One brain-centered mechanism uses a process called “glucose effectiveness” to promote glucose uptake in tissues. As this process accounts for nearly half of normal glucose uptake, it is on par with the insulin-dependent processes of the pancreatic islet cells.

The researchers propose a two-system model – the pancreatic islet system reacts to rising blood glucose by releasing insulin, and the brain-centered system enhances insulin-dependent glucose metabolism while also stimulating glucose effectiveness independently of insulin.

They say type 2 diabetes appears to be the result of failure of both systems.

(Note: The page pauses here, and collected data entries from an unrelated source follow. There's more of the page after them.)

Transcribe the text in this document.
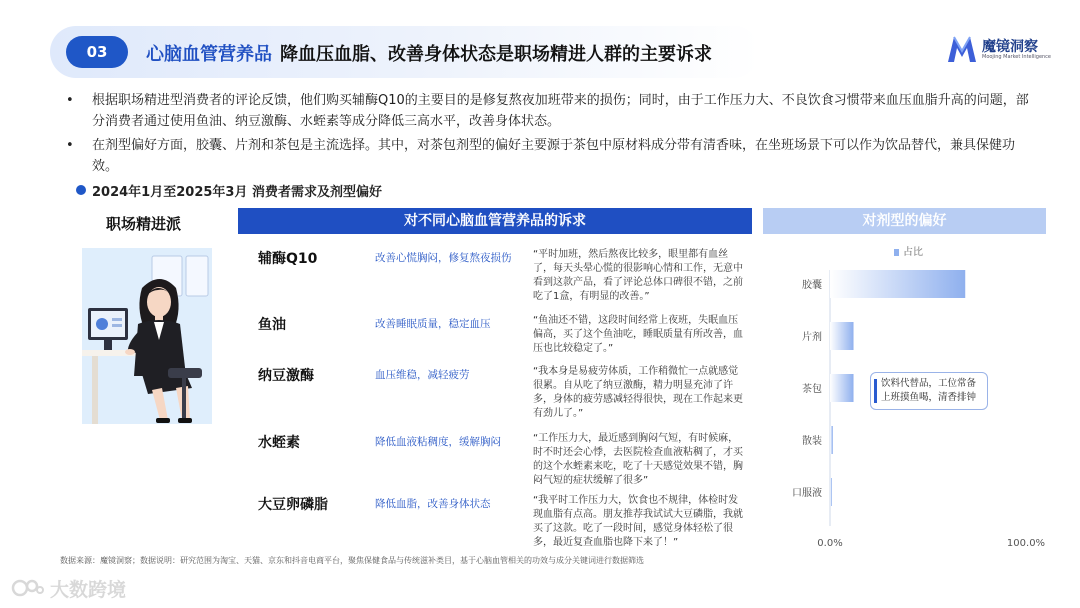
03	心脑血管营养品 降血压血脂、改善身体状态是职场精进人群的主要诉求	魔镜洞察
Moojing Market Intelligence
• 根据职场精进型消费者的评论反馈，他们购买辅酶Q10的主要目的是修复熬夜加班带来的损伤；同时，由于工作压力大、不良饮食习惯带来血压血脂升高的问题，部分消费者通过使用鱼油、纳豆激酶、水蛭素等成分降低三高水平，改善身体状态。
• 在剂型偏好方面，胶囊、片剂和茶包是主流选择。其中，对茶包剂型的偏好主要源于茶包中原材料成分带有清香味，在坐班场景下可以作为饮品替代，兼具保健功效。
2024年1月至2025年3月 消费者需求及剂型偏好
职场精进派	对不同心脑血管营养品的诉求	对剂型的偏好
辅酶Q10	改善心慌胸闷，修复熬夜损伤 “平时加班，然后熬夜比较多，眼里都有血丝了，每天头晕心慌的很影响心情和工作，无意中看到这款产品，看了评论总体口碑很不错，之前吃了1盒，有明显的改善。”
鱼油	改善睡眠质量，稳定血压	“鱼油还不错，这段时间经常上夜班，失眠血压偏高，买了这个鱼油吃，睡眠质量有所改善，血压也比较稳定了。”
纳豆激酶	血压维稳，减轻疲劳	“我本身是易疲劳体质，工作稍微忙一点就感觉很累。自从吃了纳豆激酶，精力明显充沛了许多，身体的疲劳感减轻得很快，现在工作起来更有劲儿了。”
水蛭素	降低血液粘稠度，缓解胸闷	“工作压力大，最近感到胸闷气短，有时候麻，时不时还会心悸，去医院检查血液粘稠了，才买的这个水蛭素来吃，吃了十天感觉效果不错，胸闷气短的症状缓解了很多”
大豆卵磷脂	降低血脂，改善身体状态	“我平时工作压力大，饮食也不规律，体检时发现血脂有点高。朋友推荐我试试大豆磷脂，我就买了这款。吃了一段时间，感觉身体轻松了很多，最近复查血脂也降下来了！”
占比
胶囊
片剂
茶包
散装
口服液
0.0%	100.0%
饮料代替品，工位常备上班摸鱼喝，清香排钟
数据来源：魔镜洞察；数据说明：研究范围为淘宝、天猫、京东和抖音电商平台，聚焦保健食品与传统滋补类目，基于心脑血管相关的功效与成分关键词进行数据筛选
大数跨境
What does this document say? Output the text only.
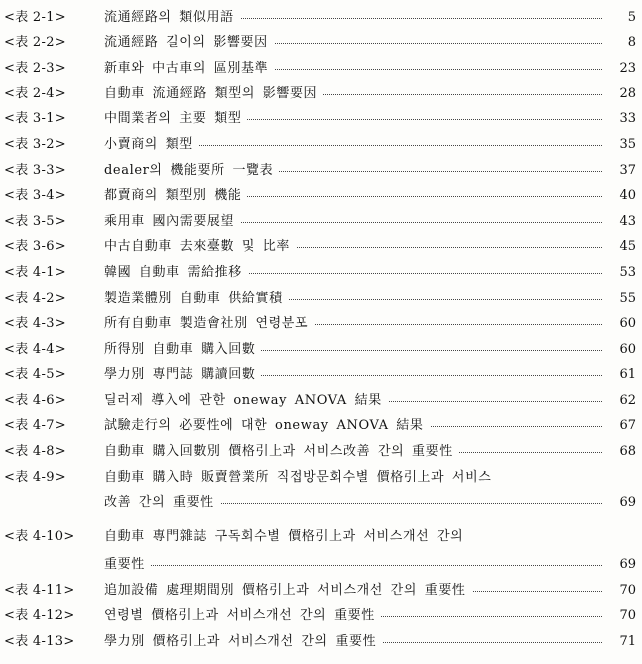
<表 2-1>	流通經路의 類似用語	5
<表 2-2>	流通經路 길이의 影響要因	8
<表 2-3>	新車와 中古車의 區別基準	23
<表 2-4>	自動車 流通經路 類型의 影響要因	28
<表 3-1>	中間業者의 主要 類型	33
<表 3-2>	小賣商의 類型	35
<表 3-3>	dealer의 機能要所 一覽表	37
<表 3-4>	都賣商의 類型別 機能	40
<表 3-5>	乘用車 國內需要展望	43
<表 3-6>	中古自動車 去來臺數 및 比率	45
<表 4-1>	韓國 自動車 需給推移	53
<表 4-2>	製造業體別 自動車 供給實積	55
<表 4-3>	所有自動車 製造會社別 연령분포	60
<表 4-4>	所得別 自動車 購入回數	60
<表 4-5>	學力別 專門誌 購讀回數	61
<表 4-6>	딜러제 導入에 관한 oneway ANOVA 結果	62
<表 4-7>	試驗走行의 必要性에 대한 oneway ANOVA 結果	67
<表 4-8>	自動車 購入回數別 價格引上과 서비스改善 간의 重要性	68
<表 4-9>	自動車 購入時 販賣營業所 직접방문회수별 價格引上과 서비스
改善 간의 重要性	69
<表 4-10> 自動車 專門雜誌 구독회수별 價格引上과 서비스개선 간의
重要性	69
<表 4-11> 追加設備 處理期間別 價格引上과 서비스개선 간의 重要性	70
<表 4-12> 연령별 價格引上과 서비스개선 간의 重要性	70
<表 4-13> 學力別 價格引上과 서비스개선 간의 重要性	71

According to the research, the brain system is the one most likely to fail first. This puts pressure on the islet system, which can compensate and carry on for a while, but then also fails, causing further decompensation in the brain system. The result is a vicious cycle of deterioration that ends in type 2 diabetes.

Introducing insulin reduces blood sugar back to normal levels but is only half the problem, say the researchers. You also need to tackle the brain-centered system failure. It may be possible not only to keep blood glucose under control, but also to cause a reversal of the type 2 diabetes, they write.

Medical News Today reported that in another Nature paper published recently, US researchers describe how they discovered a biological link between diabetes and heart disease. They found a biological pathway through which abnormally high blood sugar can trigger irregular heartbeats.